We may want a dynamic mechanism as well, through which some components can alter the way in which an event is processed during runtime.

In order to allow for this feature, we may structure an event like this :

The header may consist of :

Now coming back to the original question :

How would we control logging of an event ?

With the above structure at hand, we can do this :

##Custom events

One can also create custom events by extending Event class and using EventType annotation:

public class SimpleEvent extends AbstractEvent< String > {

   // todo your code 


#Processing events

Now that we can trigger events, we may want to use them to implement a certain business logic.

We can implement a certain behavior through a set of event listeners.

To further encapsulate this, we can create an event node with its own internal bus and its own listeners that acts as an independent agent.
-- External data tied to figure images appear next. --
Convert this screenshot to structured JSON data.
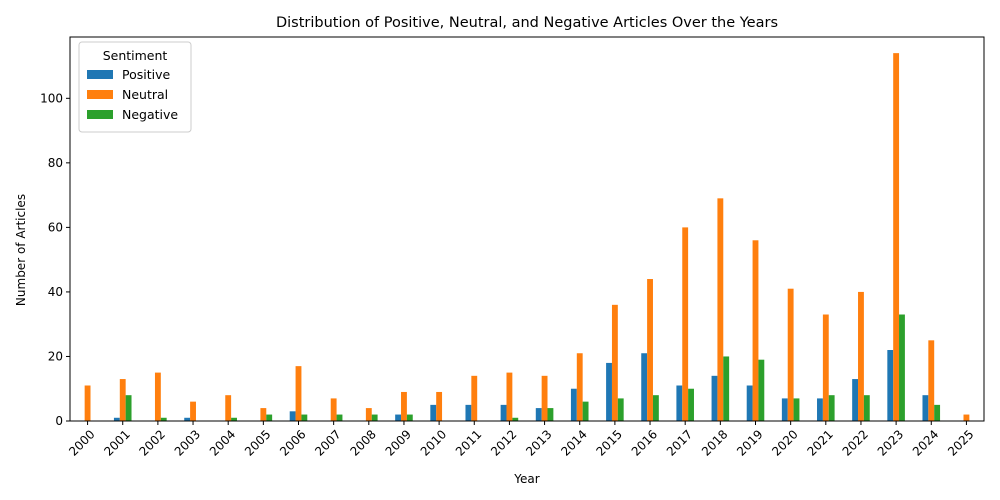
{
  "chart_data": {
    "type": "bar",
    "title": "Distribution of Positive, Neutral, and Negative Articles Over the Years",
    "xlabel": "Year",
    "ylabel": "Number of Articles",
    "ylim": [
      0,
      119
    ],
    "yticks": [
      0,
      20,
      40,
      60,
      80,
      100
    ],
    "grid": false,
    "legend": {
      "title": "Sentiment",
      "placement": "top-left"
    },
    "categories": [
      "2000",
      "2001",
      "2002",
      "2003",
      "2004",
      "2005",
      "2006",
      "2007",
      "2008",
      "2009",
      "2010",
      "2011",
      "2012",
      "2013",
      "2014",
      "2015",
      "2016",
      "2017",
      "2018",
      "2019",
      "2020",
      "2021",
      "2022",
      "2023",
      "2024",
      "2025"
    ],
    "series": [
      {
        "name": "Positive",
        "color": "#1f77b4",
        "values": [
          0,
          1,
          0,
          1,
          0,
          0,
          3,
          0,
          0,
          2,
          5,
          5,
          5,
          4,
          10,
          18,
          21,
          11,
          14,
          11,
          7,
          7,
          13,
          22,
          8,
          0
        ]
      },
      {
        "name": "Neutral",
        "color": "#ff7f0e",
        "values": [
          11,
          13,
          15,
          6,
          8,
          4,
          17,
          7,
          4,
          9,
          9,
          14,
          15,
          14,
          21,
          36,
          44,
          60,
          69,
          56,
          41,
          33,
          40,
          114,
          25,
          2
        ]
      },
      {
        "name": "Negative",
        "color": "#2ca02c",
        "values": [
          0,
          8,
          1,
          0,
          1,
          2,
          2,
          2,
          2,
          2,
          0,
          0,
          1,
          4,
          6,
          7,
          8,
          10,
          20,
          19,
          7,
          8,
          8,
          33,
          5,
          0
        ]
      }
    ]
  }
}
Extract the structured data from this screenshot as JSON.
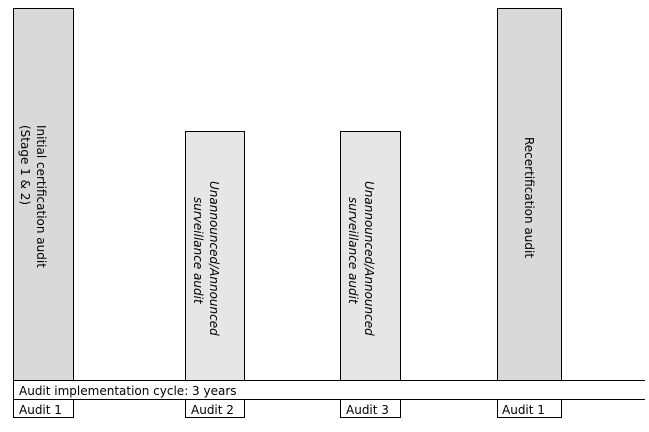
{
  "bars": [
    {
      "lines": [
        "Initial certification audit",
        "(Stage 1 & 2)"
      ]
    },
    {
      "lines": [
        "Unannounced/Announced",
        "surveillance audit"
      ]
    },
    {
      "lines": [
        "Unannounced/Announced",
        "surveillance audit"
      ]
    },
    {
      "lines": [
        "Recertification audit"
      ]
    }
  ],
  "cycle_label": "Audit implementation cycle: 3 years",
  "audit_labels": [
    "Audit 1",
    "Audit 2",
    "Audit 3",
    "Audit 1"
  ]
}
So an event node will be able to :

This provides a robust model for event processing and event distribution.

Event processing considerations

Events, through their nature, are concurrent. The event bus processes the event in the thread that does the posting.

This requires for our event node to be thread safe. We can achieve this in two ways:

By far, the latter one seems the most sane and fortunately the most efficient.

Why is that ?

Basically you would want to expedite the processing of an event as fast as possible. By processing one event at a time, this is ensured, because you won’t loose time with synchronizing threads or, sharing cpu resources between more events.

So, now it’s settled that we have one processing thread per node.

But what if we will have 1000 event nodes running in our jvm instance. Will we have 1000 threads running ? This would be overkill.

What is the solution ?

The obvious solution is to make all these nodes share a pool of execution threads. But this still wouldn’t be quite efficient.

Better yet, we can make all of them share just one thread. This way we can ensure that all the resources go into executing events and not in something else.

But this is dangerous. What if the handling of an event takes really long. Won’t this block everything ?

Well yes. But there’s a simple solution to this. Just make that node run in its own thread.

So there you have it. All the lightweight nodes will share a single processing thread, and the ones doing heavy lifting can spawn their own thread. However this should be used judiciously. There’s no way you could achieve performance if you have lots of threads messing around.

#Distributing events

What is it that we want to achieve ?

* Distribute events between any number of bus instances organized as nodes
* The distribution has to work regardless of the medium separating the instances (same machine, same network, the internet )
* Transmission and reception of events has to be controlled by security rules
* The network should be decentralized

###Security: - what kind of events should be forwarded to a peer - should a peer be accepted at all

##Routing events between two unconnected nodes

So we have two nodes that don’t have direct access to each other, but they have a communication route through a number of peer nodes.

###How do we let at least one node to get events from the other, without doing a full broadcast ?

The easiest solution is for each node to keep a routing table to each remote node, with the direct peers that can be used to reach that node. This information can be extracted from the broadcast events that reach a node. The last relay node for an event can be used as a via for the source node.